Coordinated Multi-Agent Pathfinding for Drones and Trucks over Road Networks

TL;DR

This paper presents a scalable, stage-wise approach to coordinate drones and trucks over urban road networks, significantly reducing total vehicle travel distance through a decoupled multi-agent pathfinding framework.

Contribution

It introduces a novel decoupled, stage-wise algorithmic framework for multi-agent pathfinding that efficiently coordinates drones and trucks in large-scale urban environments.

Findings

Achieves over 50% reduction in total vehicle distance traveled.

Computes solutions within 5 minutes on commodity hardware.

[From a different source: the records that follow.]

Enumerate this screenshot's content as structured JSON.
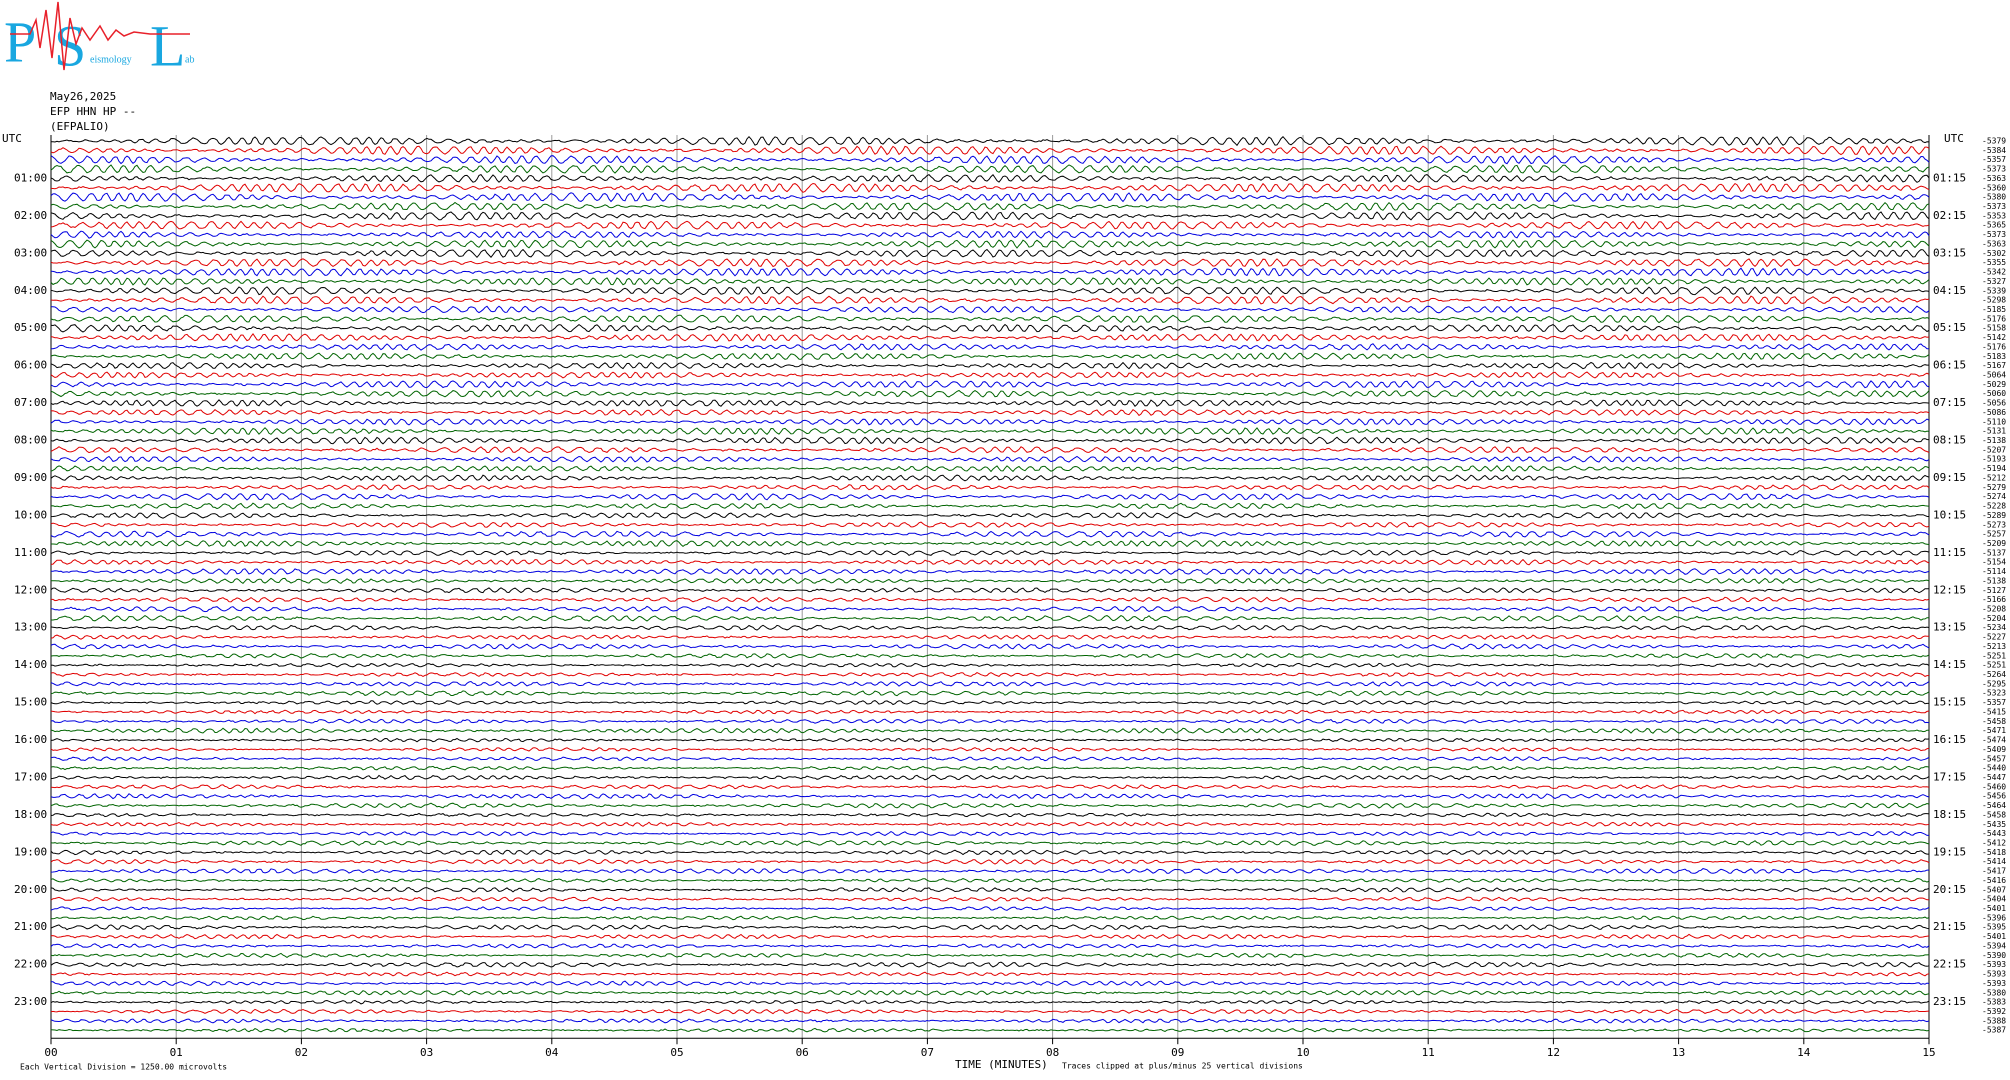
{
  "logo": {
    "p": "P",
    "s": "S",
    "l": "L",
    "seismology": "eismology",
    "lab": "ab"
  },
  "header": {
    "date": "May26,2025",
    "station": "EFP HHN HP --",
    "site": "(EFPALIO)"
  },
  "left_labels": [
    "UTC",
    "01:00",
    "02:00",
    "03:00",
    "04:00",
    "05:00",
    "06:00",
    "07:00",
    "08:00",
    "09:00",
    "10:00",
    "11:00",
    "12:00",
    "13:00",
    "14:00",
    "15:00",
    "16:00",
    "17:00",
    "18:00",
    "19:00",
    "20:00",
    "21:00",
    "22:00",
    "23:00"
  ],
  "right_labels": [
    "UTC",
    "01:15",
    "02:15",
    "03:15",
    "04:15",
    "05:15",
    "06:15",
    "07:15",
    "08:15",
    "09:15",
    "10:15",
    "11:15",
    "12:15",
    "13:15",
    "14:15",
    "15:15",
    "16:15",
    "17:15",
    "18:15",
    "19:15",
    "20:15",
    "21:15",
    "22:15",
    "23:15"
  ],
  "trace_offsets": [
    "-5379",
    "-5384",
    "-5357",
    "-5373",
    "-5363",
    "-5360",
    "-5380",
    "-5373",
    "-5353",
    "-5365",
    "-5373",
    "-5363",
    "-5302",
    "-5355",
    "-5342",
    "-5327",
    "-5339",
    "-5298",
    "-5185",
    "-5176",
    "-5158",
    "-5142",
    "-5176",
    "-5183",
    "-5167",
    "-5064",
    "-5029",
    "-5060",
    "-5056",
    "-5086",
    "-5110",
    "-5131",
    "-5138",
    "-5207",
    "-5193",
    "-5194",
    "-5212",
    "-5279",
    "-5274",
    "-5228",
    "-5289",
    "-5273",
    "-5257",
    "-5209",
    "-5137",
    "-5154",
    "-5114",
    "-5138",
    "-5127",
    "-5166",
    "-5208",
    "-5204",
    "-5234",
    "-5227",
    "-5213",
    "-5251",
    "-5251",
    "-5264",
    "-5295",
    "-5323",
    "-5357",
    "-5415",
    "-5458",
    "-5471",
    "-5474",
    "-5409",
    "-5457",
    "-5440",
    "-5447",
    "-5460",
    "-5456",
    "-5464",
    "-5458",
    "-5435",
    "-5443",
    "-5412",
    "-5418",
    "-5414",
    "-5417",
    "-5416",
    "-5407",
    "-5404",
    "-5401",
    "-5396",
    "-5395",
    "-5401",
    "-5394",
    "-5390",
    "-5393",
    "-5393",
    "-5393",
    "-5380",
    "-5383",
    "-5392",
    "-5388",
    "-5387"
  ],
  "x_labels": [
    "00",
    "01",
    "02",
    "03",
    "04",
    "05",
    "06",
    "07",
    "08",
    "09",
    "10",
    "11",
    "12",
    "13",
    "14",
    "15"
  ],
  "footer": {
    "axis_title": "TIME (MINUTES)",
    "clip_note": "Traces clipped at plus/minus 25 vertical divisions",
    "scale_note": "Each Vertical Division = 1250.00 microvolts"
  }
}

Effectively scales to 100 agents on real-world road networks.

Abstract

We address the problem of routing a team of drones and trucks over large-scale urban road networks. To conserve their limited flight energy, drones can use trucks as temporary modes of transit en route to their own destinations. Such coordination can yield significant savings in total vehicle distance traveled, i.e., truck travel distance and drone flight distance, compared to operating drones and trucks independently. But it comes at the potentially prohibitive computational cost of deciding which trucks and drones should coordinate and when and where it is most beneficial to do so. We tackle this fundamental trade-off by decoupling our overall intractable problem into tractable sub-problems that we solve stage-wise. The first stage solves only for trucks, by computing paths that make them more likely to be useful transit options for drones. The second stage solves only for drones, by routing them over a composite of the road network and the transit network defined by truck paths from the first stage. We design a comprehensive algorithmic framework that frames each stage as a multi-agent path-finding problem and implement two distinct methods for solving them. We evaluate our approach on extensive simulations with up to $100$ agents on the real-world Manhattan road network containing nearly $4500$ vertices and $10000$ edges. Our framework saves on more than $50\%$ of vehicle distance traveled compared to independently solving for trucks and drones, and computes solutions for all settings within $5$ minutes on commodity hardware.